Re: Raspberry Pi revisited
- Posted by jimcbrown (admin) Nov 15, 2012
- 4115 views
I am also aware that your accolades to IRA are PERSONAL, but I share with you the appreciation of work done by IRA.
Glad to see it.
Personally, I feel that the excellent work of that other person (Ira) is at best only tenuously connected to your posts. This latest one has no connection to Euphoria programming.
I am glad you used the word PERSONALLY above.
I was trying to make clear that I was just speaking about my own thoughts, and not (for example) speaking out as a moderator, administrator, or a represenative of the dev team.
If you insist on antagonizing people, Euphoria will suffer, and you PERSONALLY will be extinguished
A word of caution here: I'm pretty sure you didn't mean it that way, but that comes very close to sounding like a death threat.
I have no desire to extinguish you.
Glad to hear it.
Anyways, I think you meant that if I go on "antagonizing people" then it'll turn other users away from Euphoria, which (since you seem to be assuming I don't do anything besides Euphoria stuff) makes me increasingly irrelevant, XFree86-style.
I feel sufficiently confident in my accomplishments, both inside and outside Euphoria, that I have no worries about myself in a personal sense. I also feel that this community, which has a long tradition of energetic debates, is unlikely to be affected (in terms of shrinking a lot, or growing significantly) by a relatively minor posting about Pi. So, overall, I'm not that worried.
Also, I contend that I am not antagonizing people.
In fact, I have made it clear that:
I am very aware of petty likes and jealousies and established people feeling threatened on small forums;
I am very aware of petty support for each other within the establishment on small forums;
I recommend then that you use your awareness to be more productive on this forum, instead of getting yourself into situations where you have to write a significant amount of text to defend yourself.

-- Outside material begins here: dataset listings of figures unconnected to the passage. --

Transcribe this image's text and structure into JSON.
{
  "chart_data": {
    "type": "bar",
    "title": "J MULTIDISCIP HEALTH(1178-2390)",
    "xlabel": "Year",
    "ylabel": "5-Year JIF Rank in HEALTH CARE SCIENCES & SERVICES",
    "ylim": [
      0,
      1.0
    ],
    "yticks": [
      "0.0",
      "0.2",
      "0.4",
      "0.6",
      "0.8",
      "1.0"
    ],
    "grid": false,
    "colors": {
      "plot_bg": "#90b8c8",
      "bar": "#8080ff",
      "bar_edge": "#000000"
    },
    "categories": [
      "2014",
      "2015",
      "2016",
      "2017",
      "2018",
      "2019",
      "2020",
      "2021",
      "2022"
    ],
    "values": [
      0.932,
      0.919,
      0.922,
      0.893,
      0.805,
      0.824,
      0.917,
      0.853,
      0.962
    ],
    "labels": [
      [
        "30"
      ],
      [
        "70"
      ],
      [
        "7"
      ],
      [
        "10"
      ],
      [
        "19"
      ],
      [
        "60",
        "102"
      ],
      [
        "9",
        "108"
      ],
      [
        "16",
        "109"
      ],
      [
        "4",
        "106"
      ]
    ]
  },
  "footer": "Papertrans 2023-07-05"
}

I am a very experienced developer and programmer, but NOT very active, nor wanting to be active now, except in my own personal sphere of influence, viz. my interest in bringing up my grand children in the development world (don't worry, they will not be ready to displace you or anybody for another 8 years);
I do not wish to take anybody's place in Euphoria development or any other work associated with it;
This impresses me not at all.
At the same time, I have interest in Euphoria, because it is one of the few languages I have used, which has versatility, reliability, ease of use and usefulness in a low level language. Its minor weakness is lack of full development of a universally usable GUI and IDE, which I am aware are under constant scrutiny by Matt Lewis and ghaberek. I am 100% sure that these minor weakness will be rectified in the very near future.
I disagree with you only in that I don't consider Euphoria a low level language (though it certainly interfaces well with several low level languages). I agree completely with the rest of what you said.
So if you don't want to see Euphoria on a million or more $40 computers in the near future, keep on bugging and attacking me. It won't hurt me, but it WILL hurt you most.
I guess I can have my cake and eat it too?
I'm very interested in seeing your plan on getting Euphoria on a million or more $0 computers. What are the steps you will take to accomplish this? What sort of timeline do you have? (Near feature is quite vague.) If applicable (I concede that it may not be), what kind of budget will this plan require?